Ahí estoy ahora, solo que ahora ya es el presente con un pasado cada vez más amplio y un futuro cada vez más breve. Aquí estoy de nuevo: entrando a una librería con mi hijo, yendo a la sección de libros que pueden interesarle y la cosa no es sencilla porque él —como yo entonces— está en una edad frontera, viviendo una época donde se lee y se escribe más que nunca pero, ay, lo que se lee y se escribe en esas pantallitas.
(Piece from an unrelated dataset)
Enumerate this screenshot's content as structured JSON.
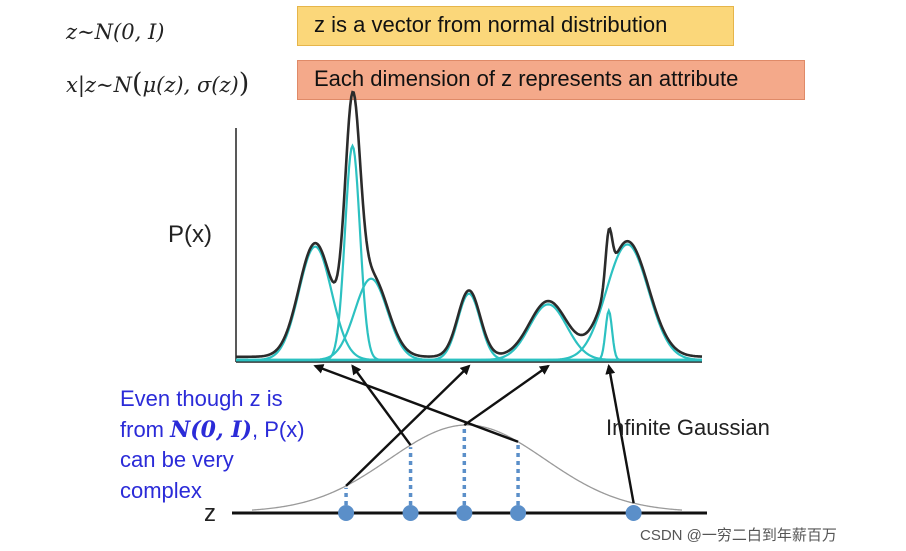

Y lo que se edita: mentiría si no digo que me duelen un poco esas versiones de La Odisea, Moby Dick o El conde de Montecristo protagonizadas por un tembloroso ratón de nombre Gerónimo Stilton que invita a rascar las páginas de sus aventuras porque incluyen “tufos y perfumes”. Tampoco me causan gracia, aunque reconozco su astucia, esos diarios con caligrafía torcida y palotes de Greg y de Tom Gates que se las arreglan para canalizar el modo en que piensan los chicos y adolescentes, pero que alejan a sus coleguitas de los mayores Tom Sawyer y Holden Caulfield.
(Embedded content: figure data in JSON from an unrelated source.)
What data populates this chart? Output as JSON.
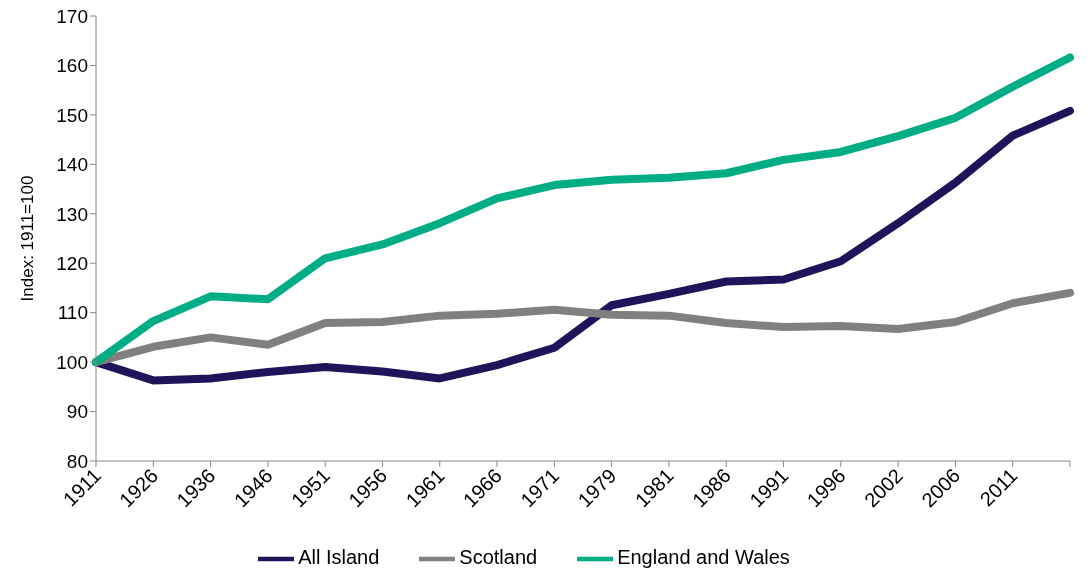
{
  "chart_data": {
    "type": "line",
    "ylabel": "Index: 1911=100",
    "categories": [
      "1911",
      "1926",
      "1936",
      "1946",
      "1951",
      "1956",
      "1961",
      "1966",
      "1971",
      "1979",
      "1981",
      "1986",
      "1991",
      "1996",
      "2002",
      "2006",
      "2011",
      null
    ],
    "series": [
      {
        "name": "All Island",
        "color": "#1f1459",
        "values": [
          100,
          96.3,
          96.7,
          98,
          99,
          98.1,
          96.7,
          99.4,
          102.9,
          111.5,
          113.8,
          116.3,
          116.7,
          120.4,
          128.1,
          136.3,
          145.8,
          150.8
        ]
      },
      {
        "name": "Scotland",
        "color": "#808080",
        "values": [
          100,
          103.1,
          105,
          103.5,
          107.9,
          108.1,
          109.4,
          109.8,
          110.6,
          109.6,
          109.4,
          107.9,
          107.1,
          107.3,
          106.7,
          108.1,
          111.9,
          114
        ]
      },
      {
        "name": "England and Wales",
        "color": "#00ad85",
        "values": [
          100,
          108.3,
          113.3,
          112.7,
          121,
          123.8,
          128.1,
          133.1,
          135.8,
          136.9,
          137.3,
          138.2,
          140.9,
          142.5,
          145.7,
          149.4,
          155.7,
          161.6
        ]
      }
    ],
    "ylim": [
      80,
      170
    ],
    "yticks": [
      80,
      90,
      100,
      110,
      120,
      130,
      140,
      150,
      160,
      170
    ],
    "grid": false,
    "legend": "bottom",
    "marker": "none",
    "line_style": "solid"
  }
}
Y, de acuerdo, Harry Potter devolvió a los pequeños la ansiedad y la adicción del cómo sigue pero también, como toda droga sintética, los hizo adictos a niños brujos y, enseguida, a crepusculares vampiros teen que ¡van al colegio secundario por toda la eternidad! En cualquier caso, editores y libreros aseguran o quieren creer en una nueva edad dorada del minilector. Que la disfruten.
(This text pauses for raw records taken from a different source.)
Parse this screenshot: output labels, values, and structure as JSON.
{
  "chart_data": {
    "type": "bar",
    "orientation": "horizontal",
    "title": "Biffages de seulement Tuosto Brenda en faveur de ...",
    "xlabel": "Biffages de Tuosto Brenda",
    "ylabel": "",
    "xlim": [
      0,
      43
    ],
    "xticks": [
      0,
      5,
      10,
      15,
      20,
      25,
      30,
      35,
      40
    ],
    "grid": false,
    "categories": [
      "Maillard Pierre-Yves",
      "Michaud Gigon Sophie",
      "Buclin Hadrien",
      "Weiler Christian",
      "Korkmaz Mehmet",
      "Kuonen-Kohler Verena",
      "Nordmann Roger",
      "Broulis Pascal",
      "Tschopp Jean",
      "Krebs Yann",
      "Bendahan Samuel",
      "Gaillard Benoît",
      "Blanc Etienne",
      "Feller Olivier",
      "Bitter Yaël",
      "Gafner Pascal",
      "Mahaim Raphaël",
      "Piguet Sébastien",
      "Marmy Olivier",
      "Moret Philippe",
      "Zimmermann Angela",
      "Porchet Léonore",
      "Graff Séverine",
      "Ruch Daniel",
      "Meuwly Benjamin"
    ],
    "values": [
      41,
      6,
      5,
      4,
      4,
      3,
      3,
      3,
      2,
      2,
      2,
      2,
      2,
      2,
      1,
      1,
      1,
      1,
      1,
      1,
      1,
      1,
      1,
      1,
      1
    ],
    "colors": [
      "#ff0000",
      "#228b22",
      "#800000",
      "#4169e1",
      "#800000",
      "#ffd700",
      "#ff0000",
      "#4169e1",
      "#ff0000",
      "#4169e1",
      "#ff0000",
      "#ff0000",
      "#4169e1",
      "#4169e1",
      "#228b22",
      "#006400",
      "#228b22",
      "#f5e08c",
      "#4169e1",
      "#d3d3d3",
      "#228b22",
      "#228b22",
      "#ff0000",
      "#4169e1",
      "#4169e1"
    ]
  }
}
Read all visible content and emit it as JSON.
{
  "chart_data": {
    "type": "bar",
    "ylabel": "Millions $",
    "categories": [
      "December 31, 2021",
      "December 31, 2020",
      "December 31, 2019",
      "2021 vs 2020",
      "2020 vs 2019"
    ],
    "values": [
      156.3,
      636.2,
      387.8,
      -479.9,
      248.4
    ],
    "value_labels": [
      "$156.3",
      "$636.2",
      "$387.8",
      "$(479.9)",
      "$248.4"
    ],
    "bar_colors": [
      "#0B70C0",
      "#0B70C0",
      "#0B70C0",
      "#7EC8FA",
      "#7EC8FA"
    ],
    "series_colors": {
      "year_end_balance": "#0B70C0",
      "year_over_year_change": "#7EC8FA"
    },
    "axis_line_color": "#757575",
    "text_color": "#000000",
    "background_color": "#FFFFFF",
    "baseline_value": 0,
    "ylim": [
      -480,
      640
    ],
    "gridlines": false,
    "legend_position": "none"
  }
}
No son tiempos sencillos: yo empecé leyendo a mi hijo las pequeñas y sustanciosas cápsulas de Los mitos griegos de Robert Graves (de donde surgen, si se lo piensa un poco, tanto los X-Men como La Liga de la Justicia) y le gustaba que le leyese pero, ahora, no lee mucho. El estímulo y bombardeo audiovisual es demasiado poderoso, supongo. Los efectos de la radiación son imposibles de aislar, me temo. Por suerte, aunque nada me interesa menos que el que me “herede” más allá de mi creciente biblioteca, le interesa más la arquitectura que la literatura. Deduzco que la cotidiana visión de su padre redactando cosas como estas no le resulta particularmente inspiradora. Y de ahí a los Lego que ahora también incluyen sus propias historias para armar de Ninjagos, Nexo Knights y Monster Fighters y la más novedosa pero poco original franchise cinematográfica de turno. Experiencias comunales, pasión gestáltica, todos juntos ahora.
Y tal vez ahí esté la clave definitiva, la razón última: hay cada vez menos tiempo para estar solos. Todos están conectados con todos. No hay silencio. Tampoco hay tiempo para volver una y otra vez sobre la misma historia, las mismas palabras, el mismo principio y el mismo final aunque, cada vez que regresamos a ellos, descubramos cosas nuevas, cosas que se nos habían pasado e, incluso, cosas que no habían sucedido antes.
A medida que se acerca nuestro final soñamos con un …y murieron felices para siempre. Ahí también reside la paradoja postrera, porque nunca releímos tanto como cuando fuimos niños. Había una vez, una y otra vez, sin cesar.